Won't you do this for me?
Dearest darkness
And cover me from the sun

And the words tightening
The words are tightening
Around my throat

And, and...

Around the throat of the one I love
Tightening, tightening, tightening
Around the throat of the one I love
Tightening, tightening, tightening

Dear darkness
Now it's your time to look after us
'Cause we kept you clothed
We kept you in business
When everyone else was having good luck

So now it's your time
Time to pay
To pay me and the one I love
With the worldly goods
You've stashed away
With all the things you
Took from us



Este ano, PJ Harvey abriu a década voltando com outra coisa bonita, madura: o seu novo álbum Let England Shake (2011).

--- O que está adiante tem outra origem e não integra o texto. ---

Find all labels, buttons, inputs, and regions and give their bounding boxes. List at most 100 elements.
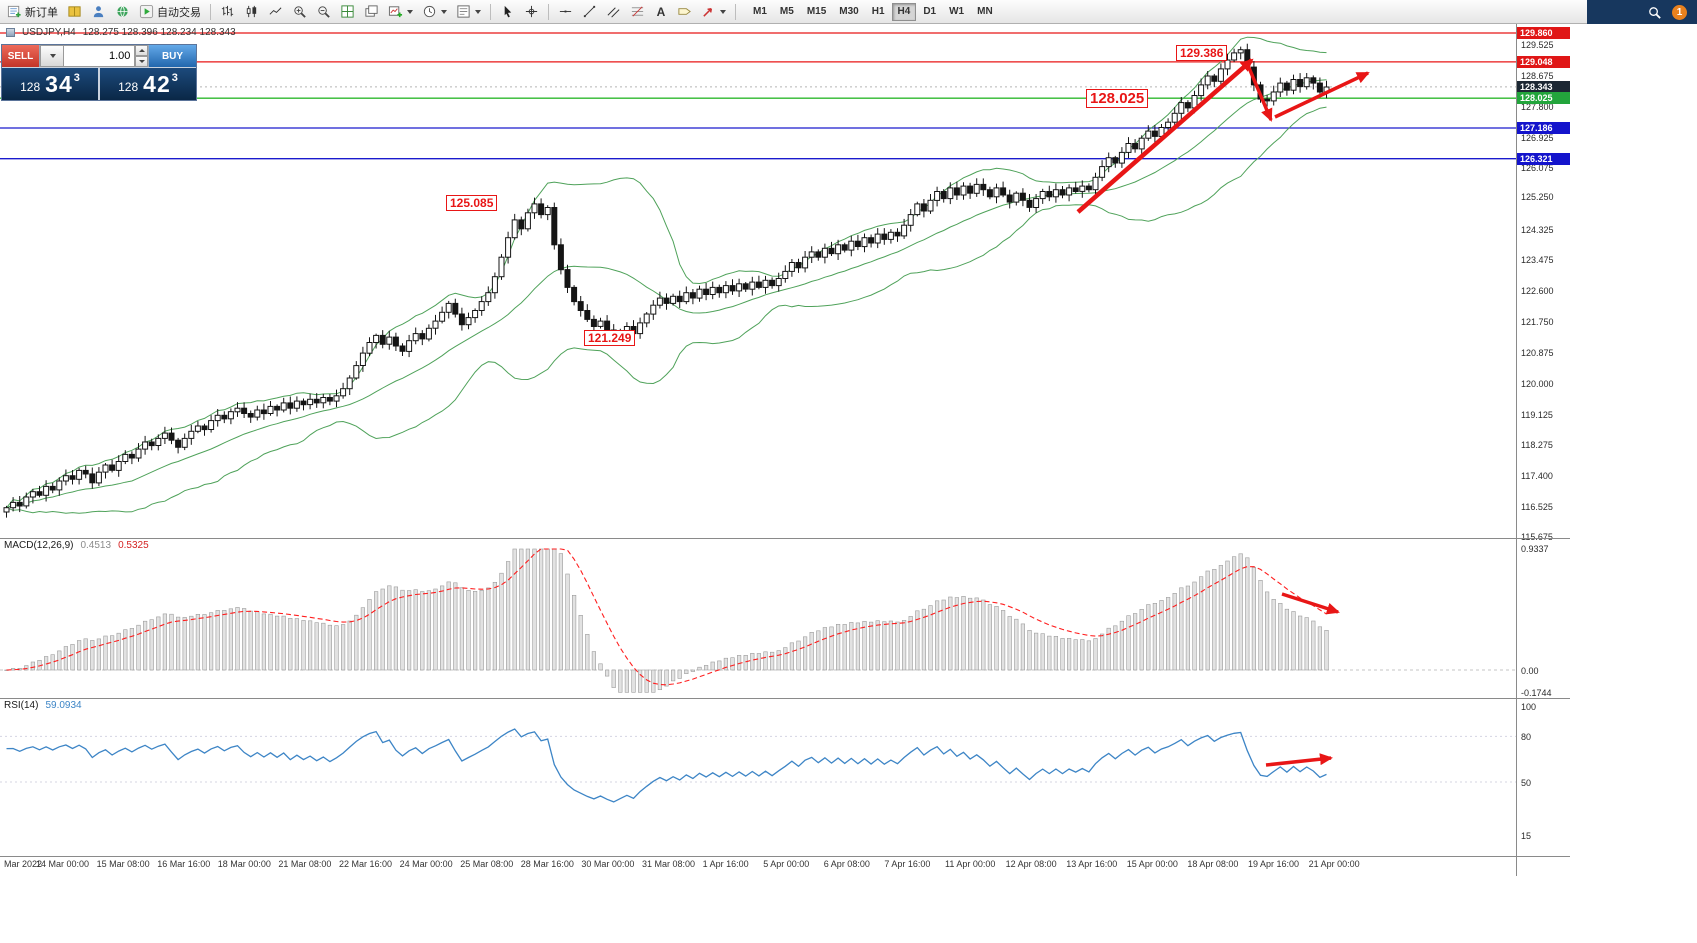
time-axis-label[interactable]: 30 Mar 00:00 [581,859,635,869]
search-icon[interactable] [1647,5,1662,20]
trend-arrow-1[interactable] [1076,58,1254,214]
autotrading-button[interactable]: 自动交易 [135,2,205,22]
time-axis-label[interactable]: 31 Mar 08:00 [642,859,696,869]
lot-spinner [135,45,148,67]
lot-size-input[interactable] [64,45,136,67]
price-tick: 120.000 [1521,378,1554,389]
buy-button[interactable]: BUY [148,45,196,67]
fibonacci-button[interactable] [626,2,649,22]
trade-panel-dropdown[interactable] [40,45,64,67]
bollinger-bands [6,36,1327,514]
time-axis-label[interactable]: 18 Apr 08:00 [1187,859,1239,869]
new-chart-button[interactable] [384,2,417,22]
timeframe-button-D1[interactable]: D1 [917,3,942,21]
chevron-down-icon [49,54,56,58]
cascade-windows-button[interactable] [360,2,383,22]
time-axis-label[interactable]: 13 Apr 16:00 [1066,859,1118,869]
guide-button[interactable] [63,2,86,22]
channel-icon [607,7,620,18]
lot-decrease-button[interactable] [135,56,148,67]
panel-separator-macd[interactable] [0,538,1570,539]
profile-button[interactable] [87,2,110,22]
macd-name: MACD(12,26,9) [4,540,74,551]
price-annotation[interactable]: 121.249 [584,330,636,346]
tile-windows-button[interactable] [336,2,359,22]
timeframe-button-H4[interactable]: H4 [891,2,917,21]
bars-chart-icon [221,5,234,17]
shapes-button[interactable] [697,2,730,22]
crosshair-button[interactable] [520,2,543,22]
time-axis-label[interactable]: 16 Mar 16:00 [157,859,211,869]
price-annotation[interactable]: 128.025 [1086,89,1149,108]
channel-button[interactable] [602,2,625,22]
time-axis-label[interactable]: 25 Mar 08:00 [460,859,514,869]
time-axis-label[interactable]: 15 Apr 00:00 [1126,859,1178,869]
time-axis-label[interactable]: 22 Mar 16:00 [339,859,393,869]
chart-title: USDJPY,H4 128.275 128.396 128.234 128.34… [6,27,236,38]
time-axis-label[interactable]: 5 Apr 00:00 [763,859,810,869]
trend-arrow-4[interactable] [1281,592,1340,615]
buy-price[interactable]: 128 42 3 [100,68,196,100]
price-flag-129.048: 129.048 [1517,55,1570,68]
time-axis-label[interactable]: Mar 2022 [4,859,43,869]
templates-button[interactable] [452,2,485,22]
zoom-out-button[interactable] [312,2,335,22]
trend-arrow-3[interactable] [1274,71,1370,119]
periods-button[interactable] [418,2,451,22]
time-axis-label[interactable]: 7 Apr 16:00 [884,859,931,869]
timeframe-button-W1[interactable]: W1 [943,3,970,21]
timeframe-button-M30[interactable]: M30 [833,3,864,21]
price-tick: 126.075 [1521,162,1554,173]
price-tick: 128.675 [1521,70,1554,81]
trend-arrow-5[interactable] [1265,753,1333,767]
sell-button[interactable]: SELL [2,45,40,67]
zoom-in-button[interactable] [288,2,311,22]
candlestick-chart-button[interactable] [240,2,263,22]
time-axis-label[interactable]: 12 Apr 08:00 [1005,859,1057,869]
notification-badge[interactable]: 1 [1672,4,1687,20]
timeframe-button-MN[interactable]: MN [971,3,999,21]
time-axis-label[interactable]: 21 Mar 08:00 [278,859,332,869]
timeframe-button-M15[interactable]: M15 [801,3,832,21]
community-button[interactable] [111,2,134,22]
price-flag-129.860: 129.860 [1517,27,1570,39]
cursor-button[interactable] [496,2,519,22]
timeframe-button-M1[interactable]: M1 [747,3,773,21]
toolbar-separator [735,3,736,20]
cursor-icon [504,5,512,18]
sell-price[interactable]: 128 34 3 [2,68,98,100]
toolbar-separator [210,3,211,20]
time-axis-label[interactable]: 1 Apr 16:00 [702,859,749,869]
timeframe-button-M5[interactable]: M5 [774,3,800,21]
lot-increase-button[interactable] [135,45,148,56]
trend-arrow-2[interactable] [1245,62,1273,122]
bb-upper [6,36,1327,509]
horizontal-line-button[interactable] [554,2,577,22]
time-axis-label[interactable]: 18 Mar 00:00 [217,859,271,869]
label-tool-button[interactable] [673,2,696,22]
time-axis-label[interactable]: 19 Apr 16:00 [1248,859,1300,869]
price-annotation[interactable]: 125.085 [446,195,498,211]
time-axis-label[interactable]: 21 Apr 00:00 [1308,859,1360,869]
macd-signal-line [6,548,1327,686]
price-annotation[interactable]: 129.386 [1176,45,1228,61]
toolbar-separator [548,3,549,20]
time-axis-label[interactable]: 15 Mar 08:00 [96,859,150,869]
time-axis-label[interactable]: 28 Mar 16:00 [520,859,574,869]
cascade-windows-icon [365,5,378,17]
price-tick: 118.275 [1521,440,1553,451]
time-axis-label[interactable]: 6 Apr 08:00 [823,859,870,869]
timeframe-button-H1[interactable]: H1 [866,3,891,21]
chart-canvas[interactable] [0,24,1516,856]
bar-chart-button[interactable] [216,2,239,22]
time-axis-label[interactable]: 11 Apr 00:00 [945,859,996,869]
text-tool-button[interactable]: A [650,2,672,22]
price-axis[interactable] [1516,24,1570,876]
line-chart-button[interactable] [264,2,287,22]
time-axis-label[interactable]: 24 Mar 00:00 [399,859,453,869]
trendline-button[interactable] [578,2,601,22]
rsi-line [6,728,1327,803]
time-axis-label[interactable]: 14 Mar 00:00 [36,859,90,869]
panel-separator-rsi[interactable] [0,698,1570,699]
new-order-button[interactable]: 新订单 [3,2,62,22]
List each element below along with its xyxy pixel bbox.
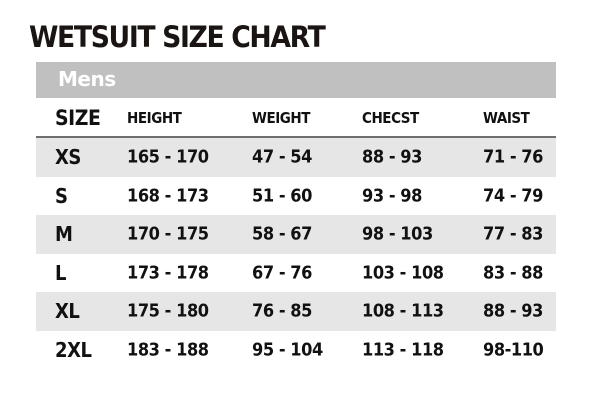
cell-height: 173 - 178 — [127, 262, 209, 284]
table-row: 2XL 183 - 188 95 - 104 113 - 118 98-110 — [36, 331, 556, 370]
cell-chest: 108 - 113 — [362, 300, 444, 322]
cell-chest: 88 - 93 — [362, 146, 422, 168]
cell-waist: 77 - 83 — [483, 223, 543, 245]
cell-waist: 98-110 — [483, 339, 544, 361]
cell-height: 183 - 188 — [127, 339, 209, 361]
cell-waist: 74 - 79 — [483, 185, 543, 207]
cell-height: 170 - 175 — [127, 223, 209, 245]
cell-height: 168 - 173 — [127, 185, 209, 207]
cell-height: 165 - 170 — [127, 146, 209, 168]
cell-size: S — [55, 183, 68, 208]
table-row: XL 175 - 180 76 - 85 108 - 113 88 - 93 — [36, 292, 556, 331]
size-table: SIZE HEIGHT WEIGHT CHECST WAIST XS 165 - … — [36, 99, 556, 369]
column-header-waist: WAIST — [483, 108, 530, 127]
page-title: WETSUIT SIZE CHART — [29, 20, 326, 54]
cell-size: 2XL — [55, 337, 92, 362]
cell-weight: 95 - 104 — [252, 339, 323, 361]
column-header-chest: CHECST — [362, 108, 419, 127]
table-row: S 168 - 173 51 - 60 93 - 98 74 - 79 — [36, 177, 556, 216]
section-label: Mens — [58, 67, 116, 91]
cell-size: L — [55, 260, 67, 285]
cell-chest: 103 - 108 — [362, 262, 444, 284]
table-row: XS 165 - 170 47 - 54 88 - 93 71 - 76 — [36, 138, 556, 177]
cell-chest: 113 - 118 — [362, 339, 444, 361]
cell-size: XL — [55, 299, 80, 324]
cell-waist: 71 - 76 — [483, 146, 543, 168]
cell-chest: 98 - 103 — [362, 223, 433, 245]
cell-weight: 51 - 60 — [252, 185, 312, 207]
table-header-row: SIZE HEIGHT WEIGHT CHECST WAIST — [36, 99, 556, 138]
cell-weight: 67 - 76 — [252, 262, 312, 284]
column-header-weight: WEIGHT — [252, 108, 311, 127]
cell-weight: 47 - 54 — [252, 146, 312, 168]
cell-height: 175 - 180 — [127, 300, 209, 322]
cell-size: XS — [55, 145, 81, 170]
cell-chest: 93 - 98 — [362, 185, 422, 207]
column-header-size: SIZE — [55, 105, 101, 130]
cell-weight: 76 - 85 — [252, 300, 312, 322]
cell-weight: 58 - 67 — [252, 223, 312, 245]
cell-size: M — [55, 222, 73, 247]
table-row: L 173 - 178 67 - 76 103 - 108 83 - 88 — [36, 254, 556, 293]
section-header-mens: Mens — [36, 62, 556, 98]
column-header-height: HEIGHT — [127, 108, 182, 127]
cell-waist: 83 - 88 — [483, 262, 543, 284]
cell-waist: 88 - 93 — [483, 300, 543, 322]
table-row: M 170 - 175 58 - 67 98 - 103 77 - 83 — [36, 215, 556, 254]
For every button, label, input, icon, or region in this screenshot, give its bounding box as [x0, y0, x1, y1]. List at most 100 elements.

PJ Harvey vem também compartilhando na Rede uma série de curtas feitos por Seamus Murphy para as canções, e mencionou Harold Pinter e T.S. Eliot como influências para os textos. Creio que minha favorita é "The Words That Maketh Murder".





The Words That Maketh Murder
PJ Harvey

I've seen and done things I want to forget;
I've seen soldiers fall like lumps of meat,
Blown and shot out beyond belief.
Arms and legs were in the trees.

I've seen and done things I want to forget;
coming from an unearthly place,
Longing to see a woman's face,
Instead of the words that gather pace,
The words that maketh murder.

These, these, these are the words-
The words that maketh murder.
These, these, these are the words-
The words that maketh murder.
These, these, these are the words-
Murder...

These, these, these are the words-
The words that maketh murder.

I've seen and done things I want to forget;
I've seen a corporal whose nerves were shot
Climbing behind the fierce, gone sun,
I've seen flies swarming everyone,
Soldiers fell like lumps of meat.

These are the words, the words are these.
death lingering, stunk,
Flies swarming everyone,
Over the whole summit peak,
Flesh quivering in the heat.
This was something else again.
I fear it cannot be explained.
The words that make, the words that make
Murder.

What if I take my problem to the United Nations?